# Infinitely Many Programs for URM Computable Function

## Theorem

Let $g: \N^k \to \N$ be a URM computable function.

Then there is an infinite number of URM programs which compute $g$.

## Proof

As $g$ is URM computable, there exists a URM program which computes it.

Let $Q$ be such a program.

Let $n \in \N$.

Increment the `Jump`s in $Q$ by $n$ lines^{[1]}. Call this amended version $Q'$.

This is because, as $Q$ was written so as to start from line 1, we need to move all the `Jump`s so as to point to the same lines relative to the start of $Q'$.

Then we can build the following URM program:

Line | Command | |
---|---|---|

$1$ | $C \left({1, 1}\right)$ | |

$2$ | $C \left({1, 1}\right)$ | |

$\vdots$ | $\vdots$ | |

$n$ | $C \left({1, 1}\right)$ | |

$n + 1$ | The start of $Q'$ |

...etc.

Each of the $C \left({1, 1}\right)$ instructions codes the identity function.

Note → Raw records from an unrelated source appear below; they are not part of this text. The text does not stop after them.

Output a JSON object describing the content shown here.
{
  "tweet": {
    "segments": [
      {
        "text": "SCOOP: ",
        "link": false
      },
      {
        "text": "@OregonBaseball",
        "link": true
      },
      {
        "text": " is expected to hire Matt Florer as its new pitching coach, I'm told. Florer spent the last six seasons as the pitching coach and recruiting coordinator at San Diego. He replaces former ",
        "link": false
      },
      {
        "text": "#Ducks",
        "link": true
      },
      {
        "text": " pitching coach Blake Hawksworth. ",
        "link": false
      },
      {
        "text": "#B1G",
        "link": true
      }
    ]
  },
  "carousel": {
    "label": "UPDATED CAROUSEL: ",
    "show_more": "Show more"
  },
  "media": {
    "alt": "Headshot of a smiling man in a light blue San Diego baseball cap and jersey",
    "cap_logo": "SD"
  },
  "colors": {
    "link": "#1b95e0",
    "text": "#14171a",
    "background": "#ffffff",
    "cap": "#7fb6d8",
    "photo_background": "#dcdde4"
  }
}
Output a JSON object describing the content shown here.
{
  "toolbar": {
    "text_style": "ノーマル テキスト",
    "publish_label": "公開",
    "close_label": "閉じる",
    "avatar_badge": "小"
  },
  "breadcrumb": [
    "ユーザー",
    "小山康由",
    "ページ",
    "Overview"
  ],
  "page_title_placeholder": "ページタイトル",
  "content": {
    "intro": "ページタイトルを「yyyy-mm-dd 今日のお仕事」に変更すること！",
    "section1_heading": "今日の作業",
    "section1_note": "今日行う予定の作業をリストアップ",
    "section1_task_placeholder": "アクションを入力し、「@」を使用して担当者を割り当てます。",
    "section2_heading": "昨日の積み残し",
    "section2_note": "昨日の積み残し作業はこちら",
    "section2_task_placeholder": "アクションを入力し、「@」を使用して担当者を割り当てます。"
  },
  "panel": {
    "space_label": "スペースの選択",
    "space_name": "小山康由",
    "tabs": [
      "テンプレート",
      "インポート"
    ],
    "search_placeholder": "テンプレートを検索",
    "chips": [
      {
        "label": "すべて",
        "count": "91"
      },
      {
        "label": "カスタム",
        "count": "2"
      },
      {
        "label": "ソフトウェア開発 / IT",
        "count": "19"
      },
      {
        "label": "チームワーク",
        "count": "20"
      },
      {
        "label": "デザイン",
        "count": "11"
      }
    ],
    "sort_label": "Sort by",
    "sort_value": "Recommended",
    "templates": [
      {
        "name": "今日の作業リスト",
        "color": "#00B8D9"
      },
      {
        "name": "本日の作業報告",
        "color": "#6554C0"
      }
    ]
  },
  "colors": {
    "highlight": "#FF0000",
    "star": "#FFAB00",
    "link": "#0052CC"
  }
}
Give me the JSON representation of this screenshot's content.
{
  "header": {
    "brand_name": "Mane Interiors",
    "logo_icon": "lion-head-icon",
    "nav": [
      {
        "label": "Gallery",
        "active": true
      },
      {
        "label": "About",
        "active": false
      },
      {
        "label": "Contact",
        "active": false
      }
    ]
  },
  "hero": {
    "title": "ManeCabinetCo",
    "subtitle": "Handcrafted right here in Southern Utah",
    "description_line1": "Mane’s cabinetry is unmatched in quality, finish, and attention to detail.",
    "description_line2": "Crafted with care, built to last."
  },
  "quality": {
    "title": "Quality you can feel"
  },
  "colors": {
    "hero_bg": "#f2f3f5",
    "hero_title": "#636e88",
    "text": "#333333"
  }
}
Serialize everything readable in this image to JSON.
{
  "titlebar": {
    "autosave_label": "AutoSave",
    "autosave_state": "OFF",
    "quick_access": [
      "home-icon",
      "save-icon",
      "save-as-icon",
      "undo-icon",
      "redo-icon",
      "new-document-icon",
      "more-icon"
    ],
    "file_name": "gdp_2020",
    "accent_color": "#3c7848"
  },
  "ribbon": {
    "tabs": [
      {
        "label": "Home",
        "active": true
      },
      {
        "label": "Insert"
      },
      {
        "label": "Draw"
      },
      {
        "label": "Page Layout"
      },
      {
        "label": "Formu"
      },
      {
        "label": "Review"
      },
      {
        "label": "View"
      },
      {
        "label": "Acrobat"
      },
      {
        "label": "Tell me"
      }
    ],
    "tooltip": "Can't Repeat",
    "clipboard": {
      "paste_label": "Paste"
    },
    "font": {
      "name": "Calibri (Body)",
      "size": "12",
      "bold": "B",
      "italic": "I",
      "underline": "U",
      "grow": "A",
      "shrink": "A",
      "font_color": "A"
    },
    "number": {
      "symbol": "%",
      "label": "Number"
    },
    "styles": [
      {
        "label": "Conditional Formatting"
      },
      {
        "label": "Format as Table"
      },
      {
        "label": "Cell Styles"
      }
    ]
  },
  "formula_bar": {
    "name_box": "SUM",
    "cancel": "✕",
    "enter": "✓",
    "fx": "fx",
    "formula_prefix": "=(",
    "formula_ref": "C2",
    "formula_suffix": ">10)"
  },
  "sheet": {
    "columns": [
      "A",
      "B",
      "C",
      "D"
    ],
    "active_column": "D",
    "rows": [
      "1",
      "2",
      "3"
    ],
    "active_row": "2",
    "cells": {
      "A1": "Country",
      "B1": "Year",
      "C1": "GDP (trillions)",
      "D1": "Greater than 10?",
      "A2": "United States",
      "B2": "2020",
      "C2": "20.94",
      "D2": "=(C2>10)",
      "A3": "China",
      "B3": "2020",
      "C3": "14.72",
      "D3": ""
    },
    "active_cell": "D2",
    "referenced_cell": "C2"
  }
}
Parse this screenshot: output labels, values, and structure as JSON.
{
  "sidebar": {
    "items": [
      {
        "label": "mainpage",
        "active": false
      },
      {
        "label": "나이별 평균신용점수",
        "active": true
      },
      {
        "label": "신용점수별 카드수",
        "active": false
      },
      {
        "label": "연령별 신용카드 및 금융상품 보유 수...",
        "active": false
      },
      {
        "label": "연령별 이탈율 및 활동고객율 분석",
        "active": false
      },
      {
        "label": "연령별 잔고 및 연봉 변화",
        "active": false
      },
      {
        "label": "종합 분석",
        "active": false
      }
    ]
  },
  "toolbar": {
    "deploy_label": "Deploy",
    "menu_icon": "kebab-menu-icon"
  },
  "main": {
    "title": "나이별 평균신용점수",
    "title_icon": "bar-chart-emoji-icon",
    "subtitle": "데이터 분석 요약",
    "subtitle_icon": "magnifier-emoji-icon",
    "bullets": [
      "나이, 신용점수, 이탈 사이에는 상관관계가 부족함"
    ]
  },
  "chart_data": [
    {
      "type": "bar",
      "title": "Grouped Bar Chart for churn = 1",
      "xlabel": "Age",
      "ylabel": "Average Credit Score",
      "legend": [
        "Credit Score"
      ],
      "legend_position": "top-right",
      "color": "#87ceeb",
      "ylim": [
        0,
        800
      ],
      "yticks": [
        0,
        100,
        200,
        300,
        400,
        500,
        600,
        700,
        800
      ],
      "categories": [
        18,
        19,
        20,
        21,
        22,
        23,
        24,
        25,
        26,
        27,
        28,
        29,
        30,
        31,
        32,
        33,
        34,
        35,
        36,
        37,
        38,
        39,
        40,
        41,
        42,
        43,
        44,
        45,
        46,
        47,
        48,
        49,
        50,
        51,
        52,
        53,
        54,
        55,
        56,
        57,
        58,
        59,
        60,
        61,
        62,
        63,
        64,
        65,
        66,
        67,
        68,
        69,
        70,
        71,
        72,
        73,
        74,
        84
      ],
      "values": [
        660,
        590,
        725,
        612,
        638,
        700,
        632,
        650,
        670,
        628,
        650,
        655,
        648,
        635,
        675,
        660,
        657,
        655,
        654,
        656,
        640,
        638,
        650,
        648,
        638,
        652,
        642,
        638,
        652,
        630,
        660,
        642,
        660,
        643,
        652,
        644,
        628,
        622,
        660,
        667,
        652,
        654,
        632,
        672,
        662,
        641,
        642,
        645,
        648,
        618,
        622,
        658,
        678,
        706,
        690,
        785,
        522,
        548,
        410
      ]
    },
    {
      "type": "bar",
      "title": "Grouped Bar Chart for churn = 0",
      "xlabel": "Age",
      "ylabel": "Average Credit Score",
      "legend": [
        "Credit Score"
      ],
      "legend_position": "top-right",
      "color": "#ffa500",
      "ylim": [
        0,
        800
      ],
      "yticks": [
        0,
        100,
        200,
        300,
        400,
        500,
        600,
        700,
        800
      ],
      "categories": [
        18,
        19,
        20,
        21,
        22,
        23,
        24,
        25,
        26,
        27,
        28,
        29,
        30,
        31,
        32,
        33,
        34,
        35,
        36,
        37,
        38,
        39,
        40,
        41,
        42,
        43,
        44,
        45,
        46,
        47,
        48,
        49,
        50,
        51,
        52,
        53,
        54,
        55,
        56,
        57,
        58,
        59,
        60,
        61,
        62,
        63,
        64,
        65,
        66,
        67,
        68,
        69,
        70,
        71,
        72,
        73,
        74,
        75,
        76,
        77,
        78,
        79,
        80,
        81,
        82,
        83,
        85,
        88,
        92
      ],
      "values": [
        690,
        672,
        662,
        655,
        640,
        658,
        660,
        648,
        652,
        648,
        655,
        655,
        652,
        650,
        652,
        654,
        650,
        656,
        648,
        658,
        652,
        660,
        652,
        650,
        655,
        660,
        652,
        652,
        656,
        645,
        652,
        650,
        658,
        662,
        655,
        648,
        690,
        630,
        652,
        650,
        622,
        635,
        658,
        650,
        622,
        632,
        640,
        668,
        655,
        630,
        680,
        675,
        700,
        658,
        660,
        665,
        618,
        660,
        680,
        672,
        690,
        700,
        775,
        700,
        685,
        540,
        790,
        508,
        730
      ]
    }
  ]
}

So adding it to the front of $Q$ has no effect on the behaviour of $Q$

It is clear that for each $n \in \N$ there is a different URM program which computes $f$.

The result follows from Infinite if Injection from Natural Numbers.

$\blacksquare$

## Notes

- ↑ To
**increment the**for any normalized URM program is done by changing all`Jump`s by $r$`Jump`s of the form $J \left({m, n, q}\right)$ to $J \left({m, n, q+r}\right)$.